Nicholas Bracewell se sent bien mélancolique depuis sa séparation d’avec la tendre Anne Hendrik. Toutefois il n’a guère le temps de s’apitoyer sur son sort car les Westfield’s Men viennent d’engager Jonas Applegarth, un auteur de pièces théâtrales aussi talentueux que doté d’un sale caractère, agressif, belliqueux. Le régisseur doit faire appel à tout son art de la conciliation pour que les acteurs ne démissionnent pas en bloc face à cet écrivain plein de morgue et de mépris pour leur jeu.

Le malheureux Edmund Hoode, l’auteur "officiel" de la troupe est bien en peine car ses pièces paraissent désormais fort ternes à côté du panache d’Applegarth qui ne rate d’ailleurs aucune occasion de rabaisser son collègue.

La nouvelle recrue fait aussi l’objet de tentatives d’assassinat ainsi que de provocations en duel, c’est dire s’il est sympathique ! et cela lui est parfaitement égal en l’occurrence, il n’a que dédain pour le genre humain.

Parallèlement à ce type d’ennui, fort courant au demeurant dans une troupe théâtrale, Bracewell se retrouve face à Anne Hendrik qui lui demande de rendre service à une autre type parfaitement déplaisant, Ambrose Robinson, son voisin et boucher, qui a décidé d’être plus qu’un simple voisin pour la jolie veuve.

Nicholas promet de vérifier si effectivement le fils du boucher est retenu contre sa volonté dans la troupe théâtrale enfantine de la Chapelle de la Reine, dont le directeur principal vient d’être assassiner de manière horrible par pendaison, sous le rire sardonique de son meurtrier.

Celui-ci pourrait-il être son assistant, un homme habile à donner le change, mais connu pour sa dureté avec les jeunes gens de la Chapelle.

Notre régisseur, comme toujours, aura les mains pleines pour faire la lumière sur ces différentes affaires mais une lueur d’espoir le motive particulièrement si tout cela peut aider à le réconcilier avec Anne.

Contrairement à beaucoup de romans policiers "en série", celle-ci ne devient nullement lassante au fil des épisodes.

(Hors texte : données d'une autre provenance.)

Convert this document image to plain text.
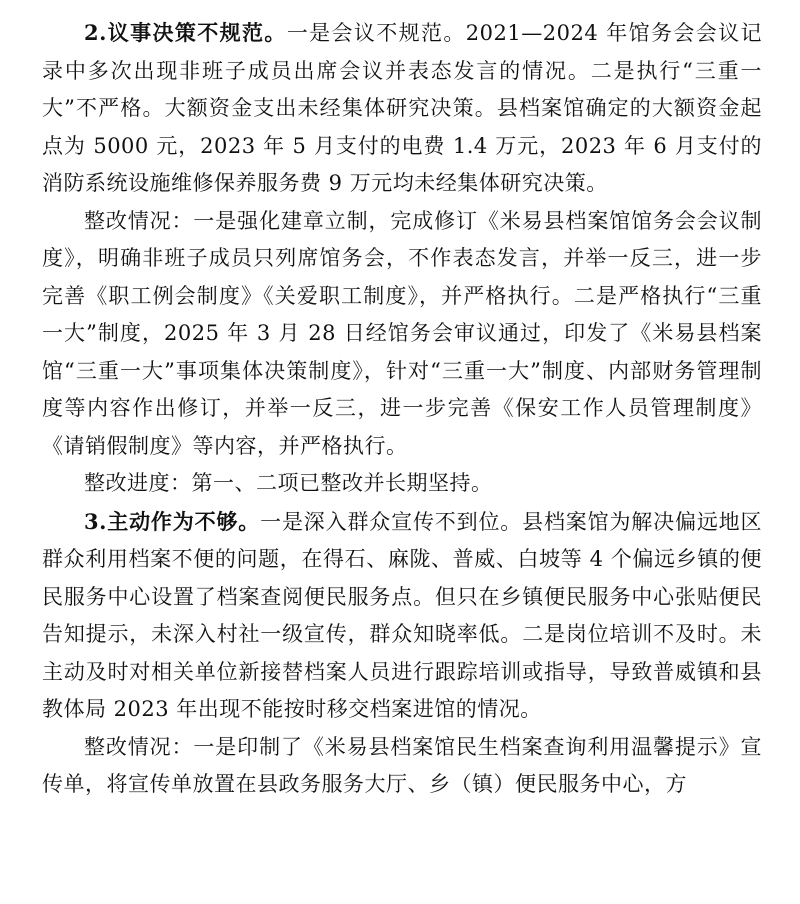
2.议事决策不规范。一是会议不规范。2021—2024 年馆务会会议记录中多次出现非班子成员出席会议并表态发言的情况。二是执行“三重一大”不严格。大额资金支出未经集体研究决策。县档案馆确定的大额资金起点为 5000 元，2023 年 5 月支付的电费 1.4 万元，2023 年 6 月支付的消防系统设施维修保养服务费 9 万元均未经集体研究决策。

整改情况：一是强化建章立制，完成修订《米易县档案馆馆务会会议制度》，明确非班子成员只列席馆务会，不作表态发言，并举一反三，进一步完善《职工例会制度》《关爱职工制度》，并严格执行。二是严格执行“三重一大”制度，2025 年 3 月 28 日经馆务会审议通过，印发了《米易县档案馆“三重一大”事项集体决策制度》，针对“三重一大”制度、内部财务管理制度等内容作出修订，并举一反三，进一步完善《保安工作人员管理制度》《请销假制度》等内容，并严格执行。

整改进度：第一、二项已整改并长期坚持。

3.主动作为不够。一是深入群众宣传不到位。县档案馆为解决偏远地区群众利用档案不便的问题，在得石、麻陇、普威、白坡等 4 个偏远乡镇的便民服务中心设置了档案查阅便民服务点。但只在乡镇便民服务中心张贴便民告知提示，未深入村社一级宣传，群众知晓率低。二是岗位培训不及时。未主动及时对相关单位新接替档案人员进行跟踪培训或指导，导致普威镇和县教体局 2023 年出现不能按时移交档案进馆的情况。

整改情况：一是印制了《米易县档案馆民生档案查询利用温馨提示》宣传单，将宣传单放置在县政务服务大厅、乡（镇）便民服务中心，方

Le monde du théâtre élisabéthain est décrit de manière très vivante, très drôle, tout comme la vie dans les rues grouillantes de Londres et ses tavernes. Les défauts et qualités des personnages continuent à les rendre attachants et on se prend à chaque fois à souhaiter le prochain épisode pour retrouver leurs aventures, tour à tour drôles ou dramatiques.